Tampilkan postingan dengan label Gumam. Tampilkan semua postingan
Tampilkan postingan dengan label Gumam. Tampilkan semua postingan

Rabu, 27 Oktober 2021

Covid-19: Tetanda “Babalik Pikir”


Jalan Asia Afrika, Kota Bandung, ditutup saat pemberlakuan PSBB. (Foto: ANTARA/Bagus Ahmad Rizaldi/PR)

 

Catatan Herry Dim

DATANGNYA pandemi Covid-19 yang melanda dunia, itu sungguh mengagetkan yang kemudian menyadarkan nyaris orang per orang bahwa kehidupan ini ternyata begitu rentan. Di satu sisi adalah kenyataan rentannya “jaminan hidup dan kesehatan” mengingat ancaman penyakit akibat virus Corona ini ternyata tidak bisa langsung didapat penawarnya. Secara langsung membuktikan bahwa setinggi-tingginya ilmu serta teknologi pengobatan ternyata tak mampu menghadapi datangnya penyakit baru yang mewabah tersebut. Ketakberdayaan ilmu dan teknologi bahkan teralami negara-negara yang semula kita duga telah begitu mapan dalam hal jaminan kesehatan. Di sisi lain, adalah kenyataan baru bahwa segala pranata sosial, politik, ekonomi, agama, dan kebudayaan pada umumnya yang semula kita anggap telah mapan, telah/sedang berjalan, mungkin juga telah dianggap kokoh, pun ternyata goyah, rentan, bisa berubah dengan sangat tiba-tiba, dan dituntut untuk segera melakukan tafsir ulang atas segala konsep hingga praxisnya.

Pembalikan

FENOMENA terbesar seiring covid-19, itu terjadinya pembalikan di berbagai sendi kehidupan. Yang paling mudah dikenali dan kasat mata antara lain pembalikan dari komunal ke personal, tempat keramaian menjadi kesenyapan; bahkan pusat keagamaan semisal Mekah, Vatikan, Pura-pura di Bali melakukan penutupan; ummat dari masing-masing  kepercayaan itu "balik" ke bilik dan tiap diri.

Apakah ini artinya?

Saya tak hendak masuk ke ihwal "fiqih" dan tata laksana keagamaan dari masing-masing agama, mengingat itu di luar kapasitas penulis. Hanya saja dari sudut pandang awam sekaligus abangan, terlihat hubungan orang per orang dengan ke"Illahi"an itu seperti diberi kesempatan untuk berbalik menjadi hubungan antar-diri. Menjadi tipis, jika tidak dikatakan samasekali hilang, keberadaan "ruang perwakilan"nya. Hubungan "digiring" menjadi bersifat langsung tegak lurus ke langit atau habluminallah jika di dalam konsep keyakinan Islam.

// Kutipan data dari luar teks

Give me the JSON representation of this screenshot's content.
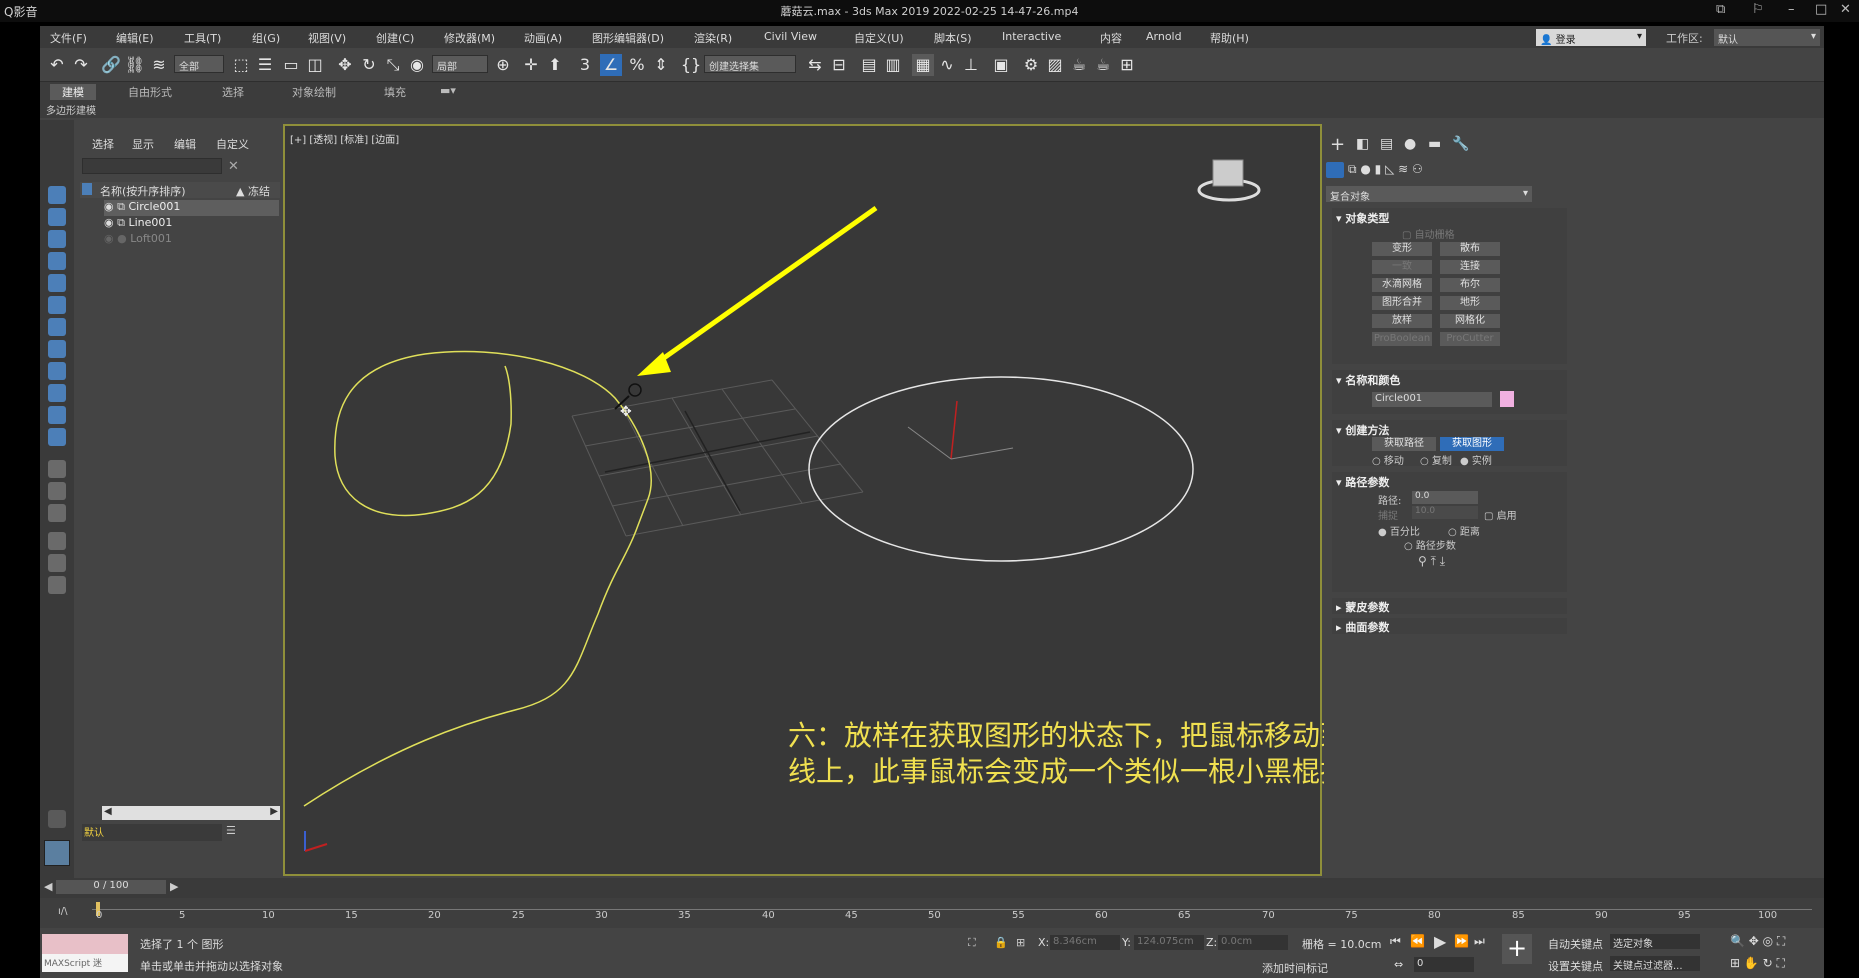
{
  "player": {
    "app_name": "Q影音",
    "title": "蘑菇云.max - 3ds Max 2019  2022-02-25 14-47-26.mp4"
  },
  "menu": [
    "文件(F)",
    "编辑(E)",
    "工具(T)",
    "组(G)",
    "视图(V)",
    "创建(C)",
    "修改器(M)",
    "动画(A)",
    "图形编辑器(D)",
    "渲染(R)",
    "Civil View",
    "自定义(U)",
    "脚本(S)",
    "Interactive",
    "内容",
    "Arnold",
    "帮助(H)"
  ],
  "account": {
    "login": "登录",
    "workspace_label": "工作区:",
    "workspace_value": "默认"
  },
  "toolbar": {
    "filter": "全部",
    "coord": "局部",
    "selection_set": "创建选择集"
  },
  "ribbon": {
    "tabs": [
      "建模",
      "自由形式",
      "选择",
      "对象绘制",
      "填充"
    ],
    "active": "建模",
    "sub": "多边形建模"
  },
  "explorer": {
    "tabs": [
      "选择",
      "显示",
      "编辑",
      "自定义"
    ],
    "column_name": "名称(按升序排序)",
    "column_freeze": "▲ 冻结",
    "rows": [
      {
        "name": "Circle001",
        "selected": true
      },
      {
        "name": "Line001",
        "selected": false
      },
      {
        "name": "Loft001",
        "selected": false,
        "dim": true
      }
    ],
    "layer": "默认"
  },
  "viewport": {
    "label": "[+] [透视] [标准] [边面]"
  },
  "subtitle": "六：放样在获取图形的状态下，把鼠标移动到我们创建的竖直方向的类似胚胎的样条线上，此事鼠标会变成一个类似一根小黑棍插在一个小圈里面的图形，然后点击鼠标",
  "command_panel": {
    "category": "复合对象",
    "object_type": {
      "title": "对象类型",
      "autogrid": "自动栅格",
      "buttons": [
        [
          "变形",
          "散布"
        ],
        [
          "一致",
          "连接"
        ],
        [
          "水滴网格",
          "布尔"
        ],
        [
          "图形合并",
          "地形"
        ],
        [
          "放样",
          "网格化"
        ],
        [
          "ProBoolean",
          "ProCutter"
        ]
      ]
    },
    "name_color": {
      "title": "名称和颜色",
      "name": "Circle001",
      "swatch": "#f0b0e0"
    },
    "creation": {
      "title": "创建方法",
      "get_path": "获取路径",
      "get_shape": "获取图形",
      "options": [
        "移动",
        "复制",
        "实例"
      ]
    },
    "path_params": {
      "title": "路径参数",
      "path_label": "路径:",
      "path_value": "0.0",
      "snap_label": "捕捉",
      "snap_value": "10.0",
      "enable": "启用",
      "percent": "百分比",
      "distance": "距离",
      "steps": "路径步数"
    },
    "skin_params": "蒙皮参数",
    "surface_params": "曲面参数"
  },
  "timeline": {
    "frame": "0 / 100",
    "ticks": [
      "0",
      "5",
      "10",
      "15",
      "20",
      "25",
      "30",
      "35",
      "40",
      "45",
      "50",
      "55",
      "60",
      "65",
      "70",
      "75",
      "80",
      "85",
      "90",
      "95",
      "100"
    ]
  },
  "status": {
    "script": "MAXScript 迷",
    "selected": "选择了 1 个 图形",
    "hint": "单击或单击并拖动以选择对象",
    "x_label": "X:",
    "x_value": "8.346cm",
    "y_label": "Y:",
    "y_value": "124.075cm",
    "z_label": "Z:",
    "z_value": "0.0cm",
    "grid": "栅格 = 10.0cm",
    "add_time_tag": "添加时间标记",
    "auto_key": "自动关键点",
    "set_key": "设置关键点",
    "selected_obj": "选定对象",
    "key_filter": "关键点过滤器...",
    "frame_field": "0"
  }
}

Kenyataan ini, diam-diam terjadi pula di dalam tatanan sosial-politik. Untuk pembuktiannya mari kita lihat hal sepele sekaligus penting di dalam hal Corona, yaitu urusan cuci tangan. Pekerjaan tersebut jelas merupakan tindakan personal yang tidak bisa diwakilkan kepada DPR, DPD, partai-partai, dsb. Sejalan dengan hal itu, tak terwakilkan pula ihwal kecemasan dan harapan hidup, doa dan kerja keras petugas kesehatan, hingga perkara rakyat yang berusaha patuh bertahan diam dan "terpaksa" bergerak demi survival.

Pembalikan terjadi pula pada sebagian besar (jika tidak dikatakan seluruh) moda perdagangan. Ambil contoh KFC yang pada saat artikel ini ditulis, telah mengumumkan akan menutup sejumlah besar gerai serta mem-phk-kan pegawainya. Menyebut KFC ini semata-mata demi pencontohan bagaimana raksasa yang terkategorikan industri multinasional bidang makanan, itu sempoyongan bahkan bukan tidak mungkin ambruk jika masa krisis Covid-19 ini berkepanjangan. Pertanyaannya: moda dagang makanan seperti apa yang bertahan?

Sejumlah data atau kenyataan lapangan membuktikan, bahwa perdagangan orang per orang lah yang tetap bertahan dan berjalan. Banyak anak muda misalnya yang terhenti dari pekerjaan "besar"nya, itu justru berbalik jualan kue, roti, hingga rempeyek dan penganan lainnya dengan moda "purba" yaitu eceran bahkan dilaksanakan "door to door" yang artinya antar-personal dan/atau bukan manufaktur.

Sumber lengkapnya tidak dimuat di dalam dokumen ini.